The Archbishop of Birmingham emphasised: "Ours is the task of demonstrating that when we trust ourselves to Christ then we lose nothing, absolutely nothing, of all that makes life good, wholesome, happy. Indeed our witness is to the truth that life lived in the presence of a loving and forgiving God is the best life possible, the life for which we have been made."

He continued: "Our common endeavour to find and express the unity of his disciples for which Christ prayed is best pursued by respecting deeply the specific characteristics of the ways of discipleship to be found amongst us. I am convinced that the strength of religious belief, of faith, lies in the specific demands that it makes, the particular disciplines that make up its tradition, the daily diet of prayer and observance that shape faithful living."

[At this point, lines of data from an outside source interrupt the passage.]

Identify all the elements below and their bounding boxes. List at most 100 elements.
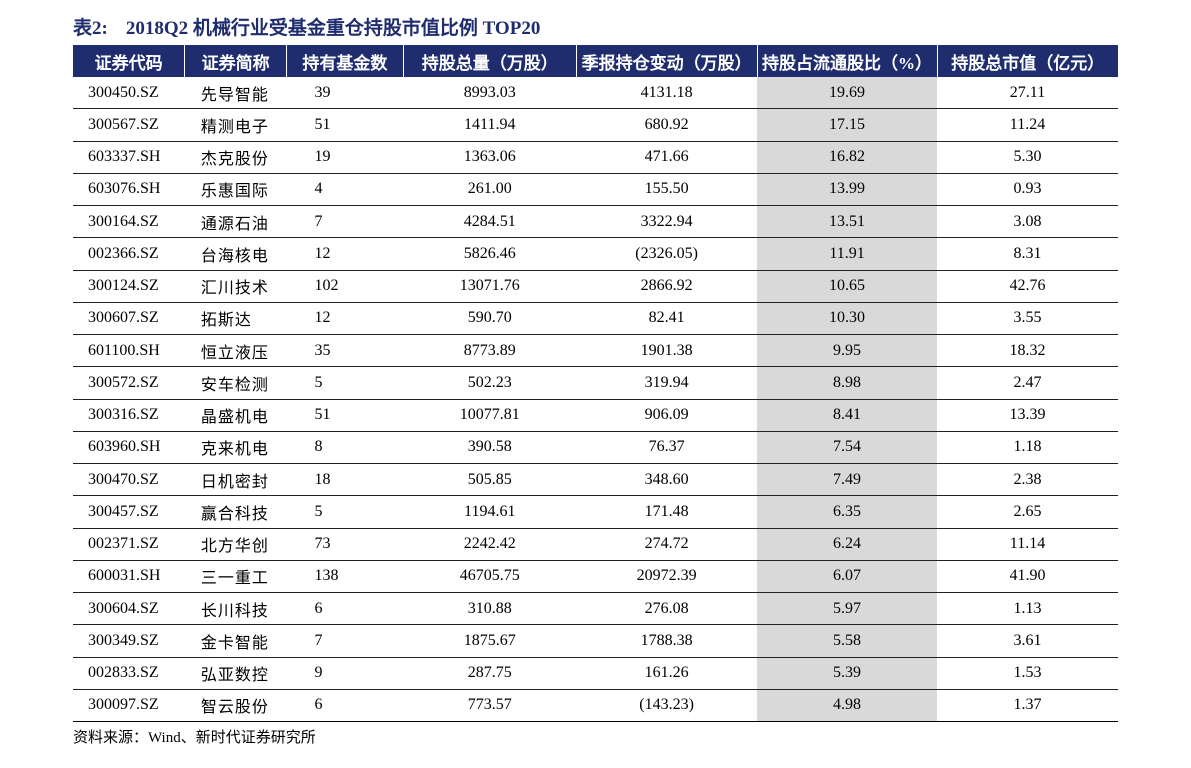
cell-name: 乐惠国际 xyxy=(184,173,287,207)
cell-total-shares: 773.57 xyxy=(403,689,577,723)
cell-change: 471.66 xyxy=(576,141,758,174)
cell-total-shares: 287.75 xyxy=(403,657,577,690)
cell-change: 2866.92 xyxy=(576,270,758,303)
table-row: 002366.SZ 台海核电 12 5826.46 (2326.05) 11.91 8.31 xyxy=(73,237,1118,271)
cell-market-value: 27.11 xyxy=(937,77,1118,110)
cell-fund-count: 12 xyxy=(286,302,404,336)
cell-total-shares: 2242.42 xyxy=(403,528,577,561)
cell-code: 300124.SZ xyxy=(73,270,185,303)
cell-name: 长川科技 xyxy=(184,592,287,626)
table-row: 300097.SZ 智云股份 6 773.57 (143.23) 4.98 1.37 xyxy=(73,689,1118,723)
cell-code: 603960.SH xyxy=(73,431,185,465)
cell-name: 杰克股份 xyxy=(184,141,287,174)
cell-market-value: 1.18 xyxy=(937,431,1118,465)
cell-float-ratio: 6.07 xyxy=(757,560,937,594)
cell-market-value: 1.53 xyxy=(937,657,1118,690)
cell-total-shares: 5826.46 xyxy=(403,237,577,271)
cell-total-shares: 1363.06 xyxy=(403,141,577,174)
cell-float-ratio: 16.82 xyxy=(757,141,937,174)
cell-total-shares: 4284.51 xyxy=(403,205,577,239)
cell-change: (143.23) xyxy=(576,689,758,723)
cell-name: 台海核电 xyxy=(184,237,287,271)
cell-market-value: 11.24 xyxy=(937,108,1118,142)
cell-name: 金卡智能 xyxy=(184,624,287,658)
header-fund-count: 持有基金数 xyxy=(285,45,404,77)
fund-holdings-table: 证券代码 证券简称 持有基金数 持股总量（万股） 季报持仓变动（万股） 持股占流… xyxy=(73,45,1118,723)
cell-market-value: 5.30 xyxy=(937,141,1118,174)
cell-total-shares: 505.85 xyxy=(403,463,577,497)
cell-change: 82.41 xyxy=(576,302,758,336)
cell-fund-count: 9 xyxy=(286,657,404,690)
cell-float-ratio: 8.98 xyxy=(757,366,937,400)
cell-float-ratio: 5.58 xyxy=(757,624,937,658)
cell-total-shares: 502.23 xyxy=(403,366,577,400)
cell-name: 北方华创 xyxy=(184,528,287,561)
cell-code: 603076.SH xyxy=(73,173,185,207)
cell-total-shares: 13071.76 xyxy=(403,270,577,303)
cell-float-ratio: 7.49 xyxy=(757,463,937,497)
cell-fund-count: 138 xyxy=(286,560,404,594)
cell-change: 319.94 xyxy=(576,366,758,400)
cell-total-shares: 46705.75 xyxy=(403,560,577,594)
table-row: 603960.SH 克来机电 8 390.58 76.37 7.54 1.18 xyxy=(73,431,1118,465)
cell-market-value: 3.08 xyxy=(937,205,1118,239)
cell-name: 通源石油 xyxy=(184,205,287,239)
table-row: 300567.SZ 精测电子 51 1411.94 680.92 17.15 11.24 xyxy=(73,108,1118,142)
table-row: 603337.SH 杰克股份 19 1363.06 471.66 16.82 5.30 xyxy=(73,141,1118,174)
cell-total-shares: 590.70 xyxy=(403,302,577,336)
cell-fund-count: 8 xyxy=(286,431,404,465)
cell-code: 002833.SZ xyxy=(73,657,185,690)
cell-name: 日机密封 xyxy=(184,463,287,497)
cell-total-shares: 261.00 xyxy=(403,173,577,207)
cell-code: 603337.SH xyxy=(73,141,185,174)
cell-change: 680.92 xyxy=(576,108,758,142)
cell-market-value: 2.47 xyxy=(937,366,1118,400)
cell-float-ratio: 6.24 xyxy=(757,528,937,561)
cell-float-ratio: 19.69 xyxy=(757,77,937,110)
header-name: 证券简称 xyxy=(184,45,287,77)
cell-float-ratio: 5.39 xyxy=(757,657,937,690)
cell-name: 智云股份 xyxy=(184,689,287,723)
cell-float-ratio: 7.54 xyxy=(757,431,937,465)
table-row: 002833.SZ 弘亚数控 9 287.75 161.26 5.39 1.53 xyxy=(73,657,1118,690)
cell-code: 300097.SZ xyxy=(73,689,185,723)
table-row: 002371.SZ 北方华创 73 2242.42 274.72 6.24 11.14 xyxy=(73,528,1118,561)
cell-code: 300457.SZ xyxy=(73,495,185,529)
cell-change: 906.09 xyxy=(576,399,758,432)
cell-market-value: 41.90 xyxy=(937,560,1118,594)
cell-change: 4131.18 xyxy=(576,77,758,110)
table-title: 表2: 2018Q2 机械行业受基金重仓持股市值比例 TOP20 xyxy=(73,14,540,44)
cell-fund-count: 19 xyxy=(286,141,404,174)
cell-name: 克来机电 xyxy=(184,431,287,465)
cell-code: 601100.SH xyxy=(73,334,185,368)
cell-name: 安车检测 xyxy=(184,366,287,400)
cell-market-value: 3.61 xyxy=(937,624,1118,658)
cell-float-ratio: 13.99 xyxy=(757,173,937,207)
cell-total-shares: 8993.03 xyxy=(403,77,577,110)
cell-float-ratio: 8.41 xyxy=(757,399,937,432)
cell-code: 300567.SZ xyxy=(73,108,185,142)
header-change: 季报持仓变动（万股） xyxy=(575,45,758,77)
header-market-value: 持股总市值（亿元） xyxy=(936,45,1118,77)
cell-market-value: 3.55 xyxy=(937,302,1118,336)
cell-change: 276.08 xyxy=(576,592,758,626)
cell-name: 先导智能 xyxy=(184,77,287,110)
cell-market-value: 2.38 xyxy=(937,463,1118,497)
table-row: 601100.SH 恒立液压 35 8773.89 1901.38 9.95 18.32 xyxy=(73,334,1118,368)
cell-name: 拓斯达 xyxy=(184,302,287,336)
cell-market-value: 13.39 xyxy=(937,399,1118,432)
table-title-text: 2018Q2 机械行业受基金重仓持股市值比例 TOP20 xyxy=(125,18,541,39)
cell-code: 300607.SZ xyxy=(73,302,185,336)
table-row: 300124.SZ 汇川技术 102 13071.76 2866.92 10.65 42.7… xyxy=(73,270,1118,303)
cell-fund-count: 5 xyxy=(286,366,404,400)
cell-market-value: 18.32 xyxy=(937,334,1118,368)
table-body: 300450.SZ 先导智能 39 8993.03 4131.18 19.69 27.11 3… xyxy=(73,77,1118,723)
cell-code: 300450.SZ xyxy=(73,77,185,110)
cell-fund-count: 35 xyxy=(286,334,404,368)
cell-name: 恒立液压 xyxy=(184,334,287,368)
table-row: 300450.SZ 先导智能 39 8993.03 4131.18 19.69 27.11 xyxy=(73,77,1118,110)
table-row: 300607.SZ 拓斯达 12 590.70 82.41 10.30 3.55 xyxy=(73,302,1118,336)
cell-float-ratio: 5.97 xyxy=(757,592,937,626)
cell-fund-count: 4 xyxy=(286,173,404,207)
cell-code: 300572.SZ xyxy=(73,366,185,400)
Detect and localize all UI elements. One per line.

The Archbishop stressed: "Faith, any faith and certainly Christian faith, is weakened when it is reduced to common denominators. So we, each of us, in seeking to work and come together, have to build on our strengths and offer them to each other. This, I believe, is an important part of our way forward."

"The challenge of unity obviously reaches beyond us, too. The unity of our society, the resilience of our social fabric is vitally important and under pressure. The incidents in the Handsworth cemetery in Birmingham yesterday (when Muslim graves were descrated) make that only too clear. But what is equally clear, though politically less popular, is that we must, increasingly, find ways of incorporating the faith experience of people into our shared life."

Archbishop Nichols concluded: "Insisting that social harmony will be constructed only in secular terms is, I believe, exactly the wrong path to take. The exclusion of deeply held religious belief not only creates opportunities for extremists but also ignores the deepest sources of positive motivation that so many people hold dear. Good citizenship is called forth when the society obviously acknowledges and respects the convictions of faith, and does not minimise or ridicule them."